As a child growing up I remember when my Great Aunt Janette would visit from Florida. I don’t guess I really knew much about her when I was little, I only knew I liked her. She was fun and small, less than five feet tall, and that put her somewhere between me and the grown-ups. She didn’t come around very often, so when she did it was a real treat. I remember she hugged me very tightly, smiled all the time, and talked very loudly. When I grew up and she didn’t, I began to understand that she was different in some way. I learned that when she was very young a fever caused damage to her brain which left her in a perpetual childlike state. To me, that seemed a wonderful thing.

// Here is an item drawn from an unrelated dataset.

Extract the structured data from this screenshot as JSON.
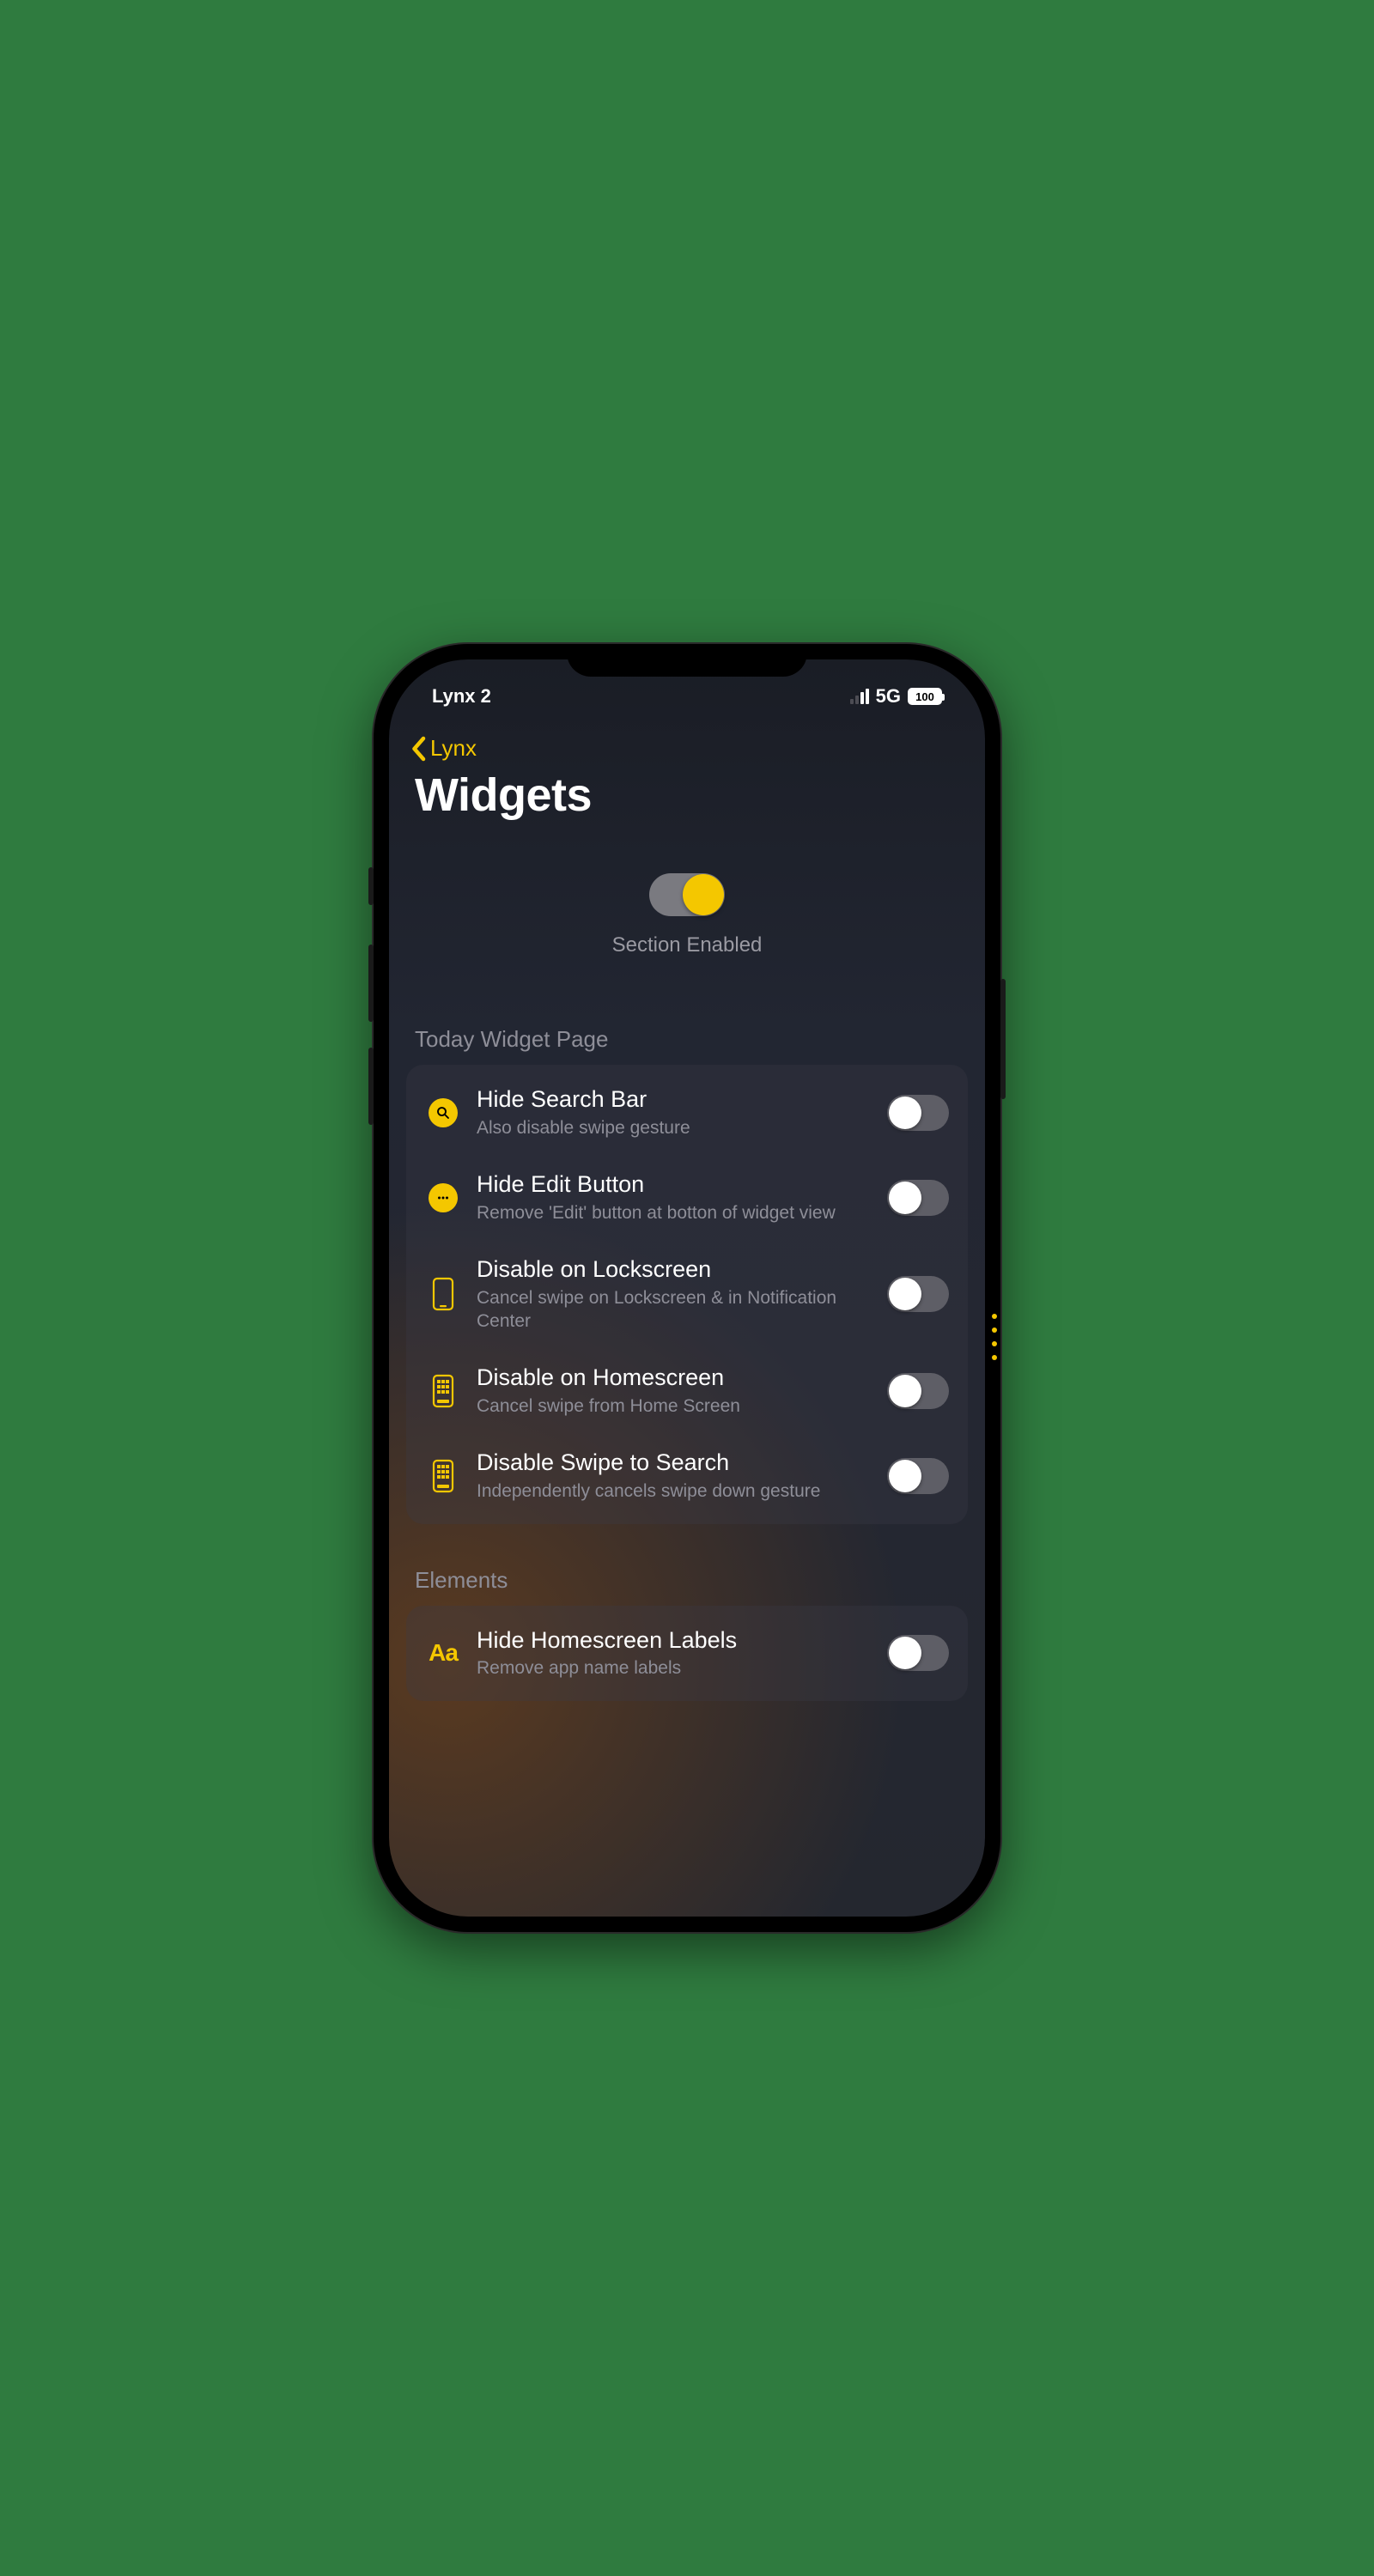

She took to my dad, and therefore to me…all of us really. In fact, I don’t know anyone that she didn’t take to. I remember teaching my kids how to brace for one of her hugs, so she wouldn’t knock them over. One of her favorite things to do was sit on the front porch in Clayton and swing. I would sit next to her and we would talk about anything and everything and nothing. She was more than honest in that childlike way that imparts simple wisdom unaware. Her eyes sparkled always, like she was lit up from the inside. She was perpetually joyful and ageless. Her memory for details was amazing. As far back as I can remember she looked the same. Shortly cropped hair. Tiny hands and feet. Her arms wrapped around my waist to give me hugs. A smile that lit up a room, and a personality to go with it. Spunky. A bundle of energy. They say dynamite comes in small packages, and she was evidence to the truth of that statement.
Janette died today at the age of 83. Being the youngest she is the last of the sisters to go. Though I didn’t see her often in the last years, it seems odd to think that she got old. I guess I just pictured her living forever young. It is hard for me to identify her impact on my life. I don’t think I would have connected my love for the mentally challenged with my love for Janette until this moment. Being a house parent several years ago for adults like her seemed a perfectly timed job opportunity, not a tribute to my aunt. Yet as I reflect on her life and how it touched mine I see that her influence runs deeper than I knew. I see now that my work with autistic, downs and other challenged children and adults most likely stemmed from my early memories of a four-foot tall fireball…named Janette. She taught me not to be afraid of people who were different than me. She taught me communication does not have to be hard, and that being respectful and kind leads to joy that cannot be stolen. She, and her lessons, will be missed.